DISCUSSION AND FINDINGS

  1. The role of the Presidential Member on appeal is to review the Arbitrator’s decision as a whole. The review is not a rehearing. In this case, Mr Kasic must demonstrate that the decision of the Arbitrator is affected by some legal, factual or discretionary error (Allesch v Maunz (2000) 203 CLR 172; The King Island Company Limited v Deery [2005] NSW WCC PD 1) in order to enliven the Presidential Member’s power to interfere with the Arbitrator’s decision pursuant to section 352(7) of the 1998 Act. Where the weight accorded to the evidence by the Arbitrator is challenged, Deputy President Fleming’s comment in Knight v Eyles Nominees Pty Ltd [2004] NSW WCC PD 73, at paragraph 40, should be borne in mind:

“Interference with an Arbitrator’s discretionary judgement as to the weight of evidence should only be done where it is manifestly obvious that the discretion has so miscarried that it has not been exercised fairly and lawfully.”

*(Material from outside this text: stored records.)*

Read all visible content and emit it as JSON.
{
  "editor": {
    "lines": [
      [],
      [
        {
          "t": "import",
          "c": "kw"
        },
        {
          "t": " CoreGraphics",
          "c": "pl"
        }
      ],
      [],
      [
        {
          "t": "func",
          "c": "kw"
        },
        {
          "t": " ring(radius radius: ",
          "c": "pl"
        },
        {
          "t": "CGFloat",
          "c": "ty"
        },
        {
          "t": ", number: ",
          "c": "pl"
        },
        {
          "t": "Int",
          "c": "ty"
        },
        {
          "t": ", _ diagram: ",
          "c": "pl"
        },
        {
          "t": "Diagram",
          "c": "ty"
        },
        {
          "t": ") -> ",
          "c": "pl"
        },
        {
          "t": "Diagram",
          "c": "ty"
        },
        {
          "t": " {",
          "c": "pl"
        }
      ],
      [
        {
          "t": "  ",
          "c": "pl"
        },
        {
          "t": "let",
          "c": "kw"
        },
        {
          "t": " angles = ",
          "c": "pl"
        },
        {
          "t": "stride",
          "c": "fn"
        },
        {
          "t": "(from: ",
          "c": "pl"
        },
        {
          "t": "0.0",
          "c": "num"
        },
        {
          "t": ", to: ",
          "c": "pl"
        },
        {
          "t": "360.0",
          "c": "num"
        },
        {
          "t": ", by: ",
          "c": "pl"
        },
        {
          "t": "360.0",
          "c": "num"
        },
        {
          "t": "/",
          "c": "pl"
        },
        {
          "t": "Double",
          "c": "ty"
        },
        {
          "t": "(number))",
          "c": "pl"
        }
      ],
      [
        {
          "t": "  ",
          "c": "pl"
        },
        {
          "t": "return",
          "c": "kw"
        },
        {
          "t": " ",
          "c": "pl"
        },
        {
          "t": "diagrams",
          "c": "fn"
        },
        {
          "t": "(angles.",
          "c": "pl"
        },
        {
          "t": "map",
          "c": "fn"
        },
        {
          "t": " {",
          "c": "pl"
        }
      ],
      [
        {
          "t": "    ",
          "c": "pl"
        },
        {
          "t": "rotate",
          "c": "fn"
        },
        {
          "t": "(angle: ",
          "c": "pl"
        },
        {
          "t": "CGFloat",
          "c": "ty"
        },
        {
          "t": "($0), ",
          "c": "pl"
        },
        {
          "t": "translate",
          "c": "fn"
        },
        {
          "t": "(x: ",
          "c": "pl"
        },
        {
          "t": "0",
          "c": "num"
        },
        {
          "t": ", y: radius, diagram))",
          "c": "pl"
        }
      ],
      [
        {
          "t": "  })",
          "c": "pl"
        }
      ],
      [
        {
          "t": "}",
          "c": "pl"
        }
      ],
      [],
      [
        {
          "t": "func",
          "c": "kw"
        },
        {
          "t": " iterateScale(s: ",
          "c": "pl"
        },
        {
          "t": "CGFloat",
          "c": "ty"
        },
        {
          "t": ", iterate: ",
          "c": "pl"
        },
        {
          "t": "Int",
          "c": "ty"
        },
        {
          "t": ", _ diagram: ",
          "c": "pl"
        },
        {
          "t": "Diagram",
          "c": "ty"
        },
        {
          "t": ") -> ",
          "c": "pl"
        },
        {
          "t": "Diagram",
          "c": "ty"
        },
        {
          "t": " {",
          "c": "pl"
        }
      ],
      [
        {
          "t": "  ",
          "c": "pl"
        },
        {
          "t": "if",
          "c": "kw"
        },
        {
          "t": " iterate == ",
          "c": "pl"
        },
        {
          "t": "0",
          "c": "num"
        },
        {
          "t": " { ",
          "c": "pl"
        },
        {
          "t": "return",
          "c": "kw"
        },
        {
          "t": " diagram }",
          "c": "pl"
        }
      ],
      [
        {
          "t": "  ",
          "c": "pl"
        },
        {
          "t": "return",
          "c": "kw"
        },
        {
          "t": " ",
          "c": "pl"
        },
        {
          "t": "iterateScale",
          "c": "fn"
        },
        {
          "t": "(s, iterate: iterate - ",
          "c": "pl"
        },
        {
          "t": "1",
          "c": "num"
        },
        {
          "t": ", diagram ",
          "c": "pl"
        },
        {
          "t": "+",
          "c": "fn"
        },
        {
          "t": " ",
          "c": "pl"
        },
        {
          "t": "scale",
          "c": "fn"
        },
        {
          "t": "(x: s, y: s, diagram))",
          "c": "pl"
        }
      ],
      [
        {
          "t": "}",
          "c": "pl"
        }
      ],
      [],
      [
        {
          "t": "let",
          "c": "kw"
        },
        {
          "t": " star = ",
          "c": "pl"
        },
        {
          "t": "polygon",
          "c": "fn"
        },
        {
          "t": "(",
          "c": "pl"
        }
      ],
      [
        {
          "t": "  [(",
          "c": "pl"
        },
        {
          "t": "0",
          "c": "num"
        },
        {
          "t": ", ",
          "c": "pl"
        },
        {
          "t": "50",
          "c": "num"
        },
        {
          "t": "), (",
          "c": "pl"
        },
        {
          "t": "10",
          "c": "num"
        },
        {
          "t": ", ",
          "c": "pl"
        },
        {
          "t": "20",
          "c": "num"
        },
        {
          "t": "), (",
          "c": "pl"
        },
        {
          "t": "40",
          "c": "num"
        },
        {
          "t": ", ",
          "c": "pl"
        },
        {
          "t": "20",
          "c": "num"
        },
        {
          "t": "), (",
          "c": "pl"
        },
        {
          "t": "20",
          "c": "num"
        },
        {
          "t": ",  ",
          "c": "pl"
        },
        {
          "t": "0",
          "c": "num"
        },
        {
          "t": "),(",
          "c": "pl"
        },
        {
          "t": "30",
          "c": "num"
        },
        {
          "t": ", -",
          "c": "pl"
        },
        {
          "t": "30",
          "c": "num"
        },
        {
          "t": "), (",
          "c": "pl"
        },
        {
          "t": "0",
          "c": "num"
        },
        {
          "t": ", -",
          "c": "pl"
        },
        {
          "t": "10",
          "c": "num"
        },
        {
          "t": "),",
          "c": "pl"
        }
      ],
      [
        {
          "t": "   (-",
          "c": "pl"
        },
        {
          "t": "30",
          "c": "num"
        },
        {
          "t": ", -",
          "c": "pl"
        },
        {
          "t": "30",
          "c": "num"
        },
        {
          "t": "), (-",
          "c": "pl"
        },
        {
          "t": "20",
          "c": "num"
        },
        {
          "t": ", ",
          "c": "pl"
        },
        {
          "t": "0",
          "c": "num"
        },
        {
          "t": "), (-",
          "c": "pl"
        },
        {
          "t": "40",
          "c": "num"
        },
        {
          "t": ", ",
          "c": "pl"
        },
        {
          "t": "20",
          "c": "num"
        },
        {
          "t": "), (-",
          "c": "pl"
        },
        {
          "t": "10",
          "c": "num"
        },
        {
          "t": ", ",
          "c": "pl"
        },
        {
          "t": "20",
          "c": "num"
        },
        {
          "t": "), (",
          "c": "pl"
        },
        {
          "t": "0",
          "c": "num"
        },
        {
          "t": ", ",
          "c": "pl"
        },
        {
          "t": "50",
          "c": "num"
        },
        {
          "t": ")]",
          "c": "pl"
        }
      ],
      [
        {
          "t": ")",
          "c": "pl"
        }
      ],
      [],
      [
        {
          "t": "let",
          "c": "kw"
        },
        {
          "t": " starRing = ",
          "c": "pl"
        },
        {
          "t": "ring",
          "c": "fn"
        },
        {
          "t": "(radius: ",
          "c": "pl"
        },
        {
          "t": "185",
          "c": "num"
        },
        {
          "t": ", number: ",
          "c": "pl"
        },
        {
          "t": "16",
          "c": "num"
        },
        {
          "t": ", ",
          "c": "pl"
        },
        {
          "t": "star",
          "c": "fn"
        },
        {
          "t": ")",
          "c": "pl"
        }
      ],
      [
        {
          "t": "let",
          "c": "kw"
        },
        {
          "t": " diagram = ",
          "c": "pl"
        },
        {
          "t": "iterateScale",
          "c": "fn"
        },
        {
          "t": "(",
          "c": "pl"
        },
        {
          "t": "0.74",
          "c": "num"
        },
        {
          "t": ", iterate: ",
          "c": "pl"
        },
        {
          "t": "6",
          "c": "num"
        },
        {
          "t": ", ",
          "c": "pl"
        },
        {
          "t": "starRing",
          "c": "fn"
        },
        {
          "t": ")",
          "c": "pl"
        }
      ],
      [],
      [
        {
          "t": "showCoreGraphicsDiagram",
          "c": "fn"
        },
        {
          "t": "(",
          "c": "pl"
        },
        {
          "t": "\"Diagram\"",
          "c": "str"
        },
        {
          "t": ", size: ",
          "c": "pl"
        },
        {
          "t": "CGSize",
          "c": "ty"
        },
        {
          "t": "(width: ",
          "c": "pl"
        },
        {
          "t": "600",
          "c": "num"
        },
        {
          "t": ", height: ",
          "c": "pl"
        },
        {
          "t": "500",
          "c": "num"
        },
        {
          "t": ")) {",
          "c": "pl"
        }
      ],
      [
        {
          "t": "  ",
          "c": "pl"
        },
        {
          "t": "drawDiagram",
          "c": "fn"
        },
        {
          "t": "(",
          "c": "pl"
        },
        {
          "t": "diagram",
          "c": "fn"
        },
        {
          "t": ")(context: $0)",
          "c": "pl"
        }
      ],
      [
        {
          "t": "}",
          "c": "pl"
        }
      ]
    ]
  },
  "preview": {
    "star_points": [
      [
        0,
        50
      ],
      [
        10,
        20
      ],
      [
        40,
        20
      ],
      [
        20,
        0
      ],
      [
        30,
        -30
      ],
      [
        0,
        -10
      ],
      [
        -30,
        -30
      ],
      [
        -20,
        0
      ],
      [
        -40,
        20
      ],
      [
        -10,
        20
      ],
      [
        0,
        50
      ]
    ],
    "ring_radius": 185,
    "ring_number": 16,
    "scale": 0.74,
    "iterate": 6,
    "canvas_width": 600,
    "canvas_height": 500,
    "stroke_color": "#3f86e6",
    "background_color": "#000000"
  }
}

  1. The Arbitrator found, because of inconsistencies in Mr Kasic’s evidence, that it was unreliable. Nevertheless, she found (Statement of Reasons paragraph 63): “The weight of evidence supports a finding that an injury to his right shoulder occurred sometime in June 2004.” She found that any pain in the right shoulder occurring in March 2004 “had been very minor in nature and had resolved” (paragraph 64). Referring to Dr Burrows’ attribution of the right shoulder injury to overhead lifting, the Arbitrator said (at paragraph 66):

“I find on the evidence that the Applicant was not performing any such overhead work with the Respondent at this time. The evidence supports a finding that the Applicant had not been performing any work at all during this period. He had been sitting around or reading the paper at work during the period prior to the injury. I therefore find that the injury did not arise either out of or during the course of the Applicant’s employment with the Respondent.”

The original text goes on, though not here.